Its head swung left and right, but the great sticky ball in its mouth was vexing it more than the members of the hunting pack, for it interfered with the beast’s breathing and was depriving it of its best weapon. At last it tipped forward, bringing its right leg up, in hopes of using footclaws to clear away the gunky sphere. Galpook and her team slammed their bodies against the great blackdeath in unison, and, at last, it flopped to the ground, a cloud of dust choking them all as it hit.

The secondary team now swarmed in from its hiding place in the foothills, some fifty Quintaglio engineers and builders, a vast green tide flowing over the ruins of the temple, brandishing block and tackle. They threw nets laced with interlocking hooks that came together into a continuous web, half covering the monster.

One of the Quintaglios forgot that the blackdeath’s arm puny only in comparison to its body, and Galpook watched in horror as the limb swung out, opening up the belly of a male engineer, his guts spilling like a sacrifice onto the stones of the Temple of Lubal.

But the weight of the rest of the Quintaglios was enough to keep the blackdeath from regaining its feet. The Quintaglios were risking a territorial frenzy of their own, but naked fear of the giant hunter was enough to keep that in check for a short time. Soon the blackdeath was trussed up, its legs bound, thick leather cord wrapped around its arms and tail.

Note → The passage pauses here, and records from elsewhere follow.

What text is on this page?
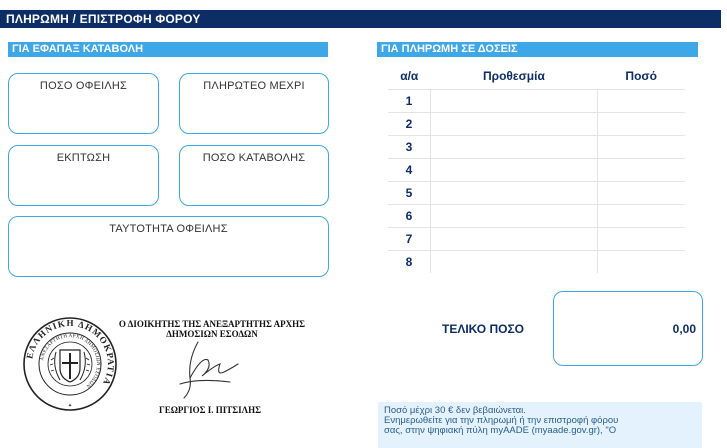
ΠΛΗΡΩΜΗ / ΕΠΙΣΤΡΟΦΗ ΦΟΡΟΥ
ΓΙΑ ΕΦΑΠΑΞ ΚΑΤΑΒΟΛΗ
ΠΟΣΟ ΟΦΕΙΛΗΣ	ΠΛΗΡΩΤΕΟ ΜΕΧΡΙ
ΕΚΠΤΩΣΗ	ΠΟΣΟ ΚΑΤΑΒΟΛΗΣ
ΤΑΥΤΟΤΗΤΑ ΟΦΕΙΛΗΣ
ΓΙΑ ΠΛΗΡΩΜΗ ΣΕ ΔΟΣΕΙΣ
α/α	Προθεσμία	Ποσό
1		
2		
3		
4		
5		
6		
7		
8		
ΕΛΛΗΝΙΚΗ ΔΗΜΟΚΡΑΤΙΑ
ΑΝΕΞΑΡΤΗΤΗ ΑΡΧΗ ΔΗΜΟΣΙΩΝ ΕΣΟΔΩΝ
✦
Ο ΔΙΟΙΚΗΤΗΣ ΤΗΣ ΑΝΕΞΑΡΤΗΤΗΣ ΑΡΧΗΣ
ΔΗΜΟΣΙΩΝ ΕΣΟΔΩΝ
ΓΕΩΡΓΙΟΣ Ι. ΠΙΤΣΙΛΗΣ
ΤΕΛΙΚΟ ΠΟΣΟ	0,00
Ποσό μέχρι 30 € δεν βεβαιώνεται.
Ενημερωθείτε για την πληρωμή ή την επιστροφή φόρου
σας, στην ψηφιακή πύλη myAADE (myaade.gov.gr), "Ο
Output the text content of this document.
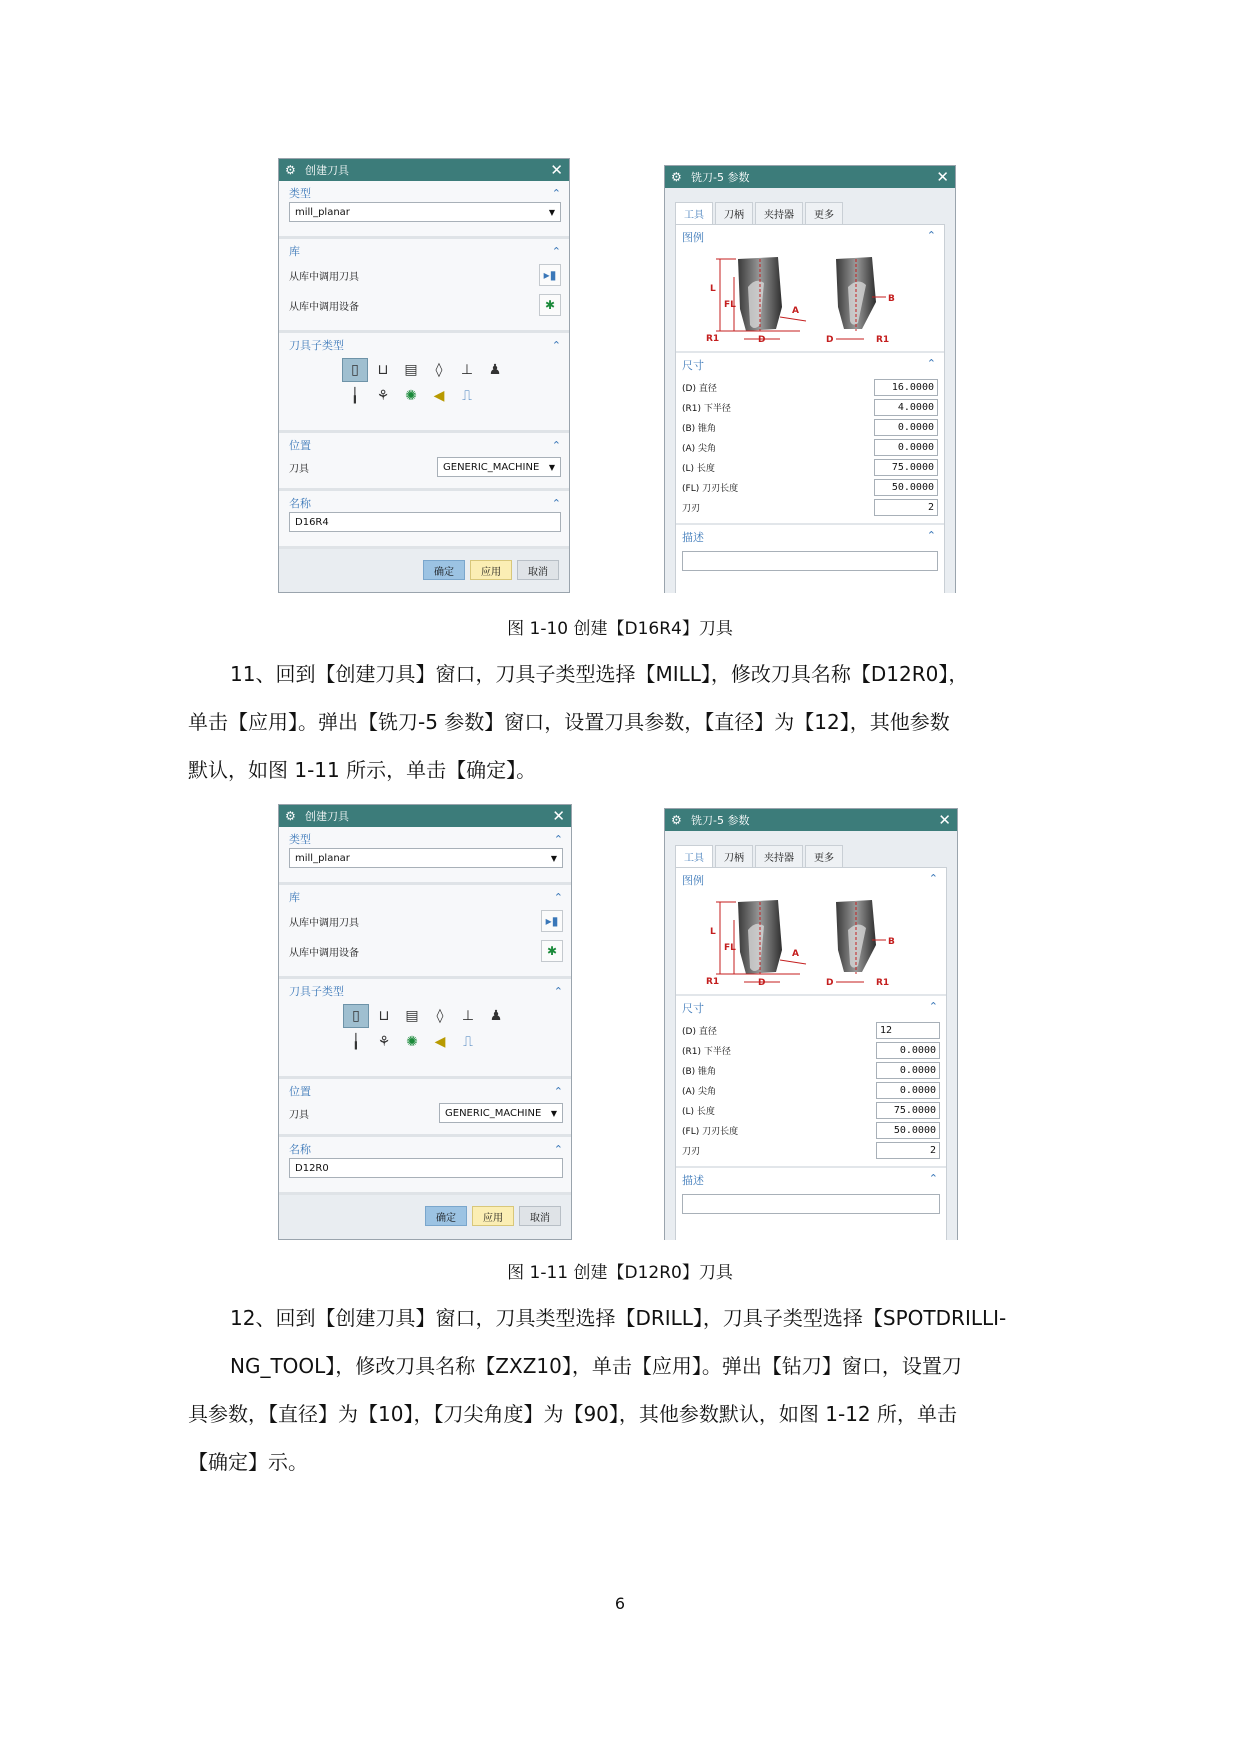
⚙ 创建刀具	✕
类型	⌃
mill_planar	▼
库	⌃
从库中调用刀具	▸▮
从库中调用设备	✱
刀具子类型	⌃
▯	⊔	▤	◊	⊥	♟
╽	⚘	✺	◀	⎍
位置	⌃
刀具	GENERIC_MACHINE	▼
名称	⌃
D16R4
确定	应用	取消
⚙ 铣刀-5 参数	✕
工具	刀柄	夹持器	更多
图例	⌃
L
FL
R1	D
A
D
B
R1
尺寸	⌃
(D) 直径	16.0000
(R1) 下半径	4.0000
(B) 锥角	0.0000
(A) 尖角	0.0000
(L) 长度	75.0000
(FL) 刀刃长度	50.0000
刀刃	2
描述	⌃
图 1-10 创建【D16R4】刀具

11、回到【创建刀具】窗口，刀具子类型选择【MILL】，修改刀具名称【D12R0】，

单击【应用】。弹出【铣刀-5 参数】窗口，设置刀具参数，【直径】为【12】，其他参数

默认，如图 1-11 所示，单击【确定】。

⚙ 创建刀具	✕
类型	⌃
mill_planar	▼
库	⌃
从库中调用刀具	▸▮
从库中调用设备	✱
刀具子类型	⌃
▯	⊔	▤	◊	⊥	♟
╽	⚘	✺	◀	⎍
位置	⌃
刀具	GENERIC_MACHINE	▼
名称	⌃
D12R0
确定	应用	取消
⚙ 铣刀-5 参数	✕
工具	刀柄	夹持器	更多
图例	⌃
L
FL
R1	D
A
D
B
R1
尺寸	⌃
(D) 直径	12
(R1) 下半径	0.0000
(B) 锥角	0.0000
(A) 尖角	0.0000
(L) 长度	75.0000
(FL) 刀刃长度	50.0000
刀刃	2
描述	⌃
图 1-11 创建【D12R0】刀具

12、回到【创建刀具】窗口，刀具类型选择【DRILL】，刀具子类型选择【SPOTDRILLI-

NG_TOOL】，修改刀具名称【ZXZ10】，单击【应用】。弹出【钻刀】窗口，设置刀

具参数，【直径】为【10】，【刀尖角度】为【90】，其他参数默认，如图 1-12 所，单击

【确定】示。

6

Galpook herself stood in front of the beast’s muzzle: a blocky black shape, warty this close up, the size of Galpook’s own torso. She signaled for a pair of gloves to be brought to her, and when they arrived she put them on. They had holes at the fingertips allowing her claws to poke through.

Terrified, she furtively brought her hands in toward the creature’s face, carefully pulling on the rounded edge of the sticky sap, which had oozed up and around the tip of the muzzle. She drew the sap away from the blackdeath’s giant, flaring nostrils, ensuring that it could breathe well for the long trip back to Capital City. The thing’s great black eyes stared at Galpook, and it made snorting sounds around the sticky gum.

Although it took well into the night, illuminated by five bright, dancing moons, the blackdeath was eventually transferred onto a massive cart. Galpook’s people were able to round up three of their bossnoses to pull the cart; the other two were long gone.

Most of the secondary team had to disperse as soon as they were no longer needed, for such prolonged close contact was putting nerves on edge. Many went off with some of Galpook’s hunters to try their hand at nocturnal tracking. Others simply chose their own paths back to the Capital.

In the light of the semi-ten of moons, Galpook walked slowly beside the captured killer, its mountainous hide heaving as it breathed.

She did not envy Dybo and the others. Not at all.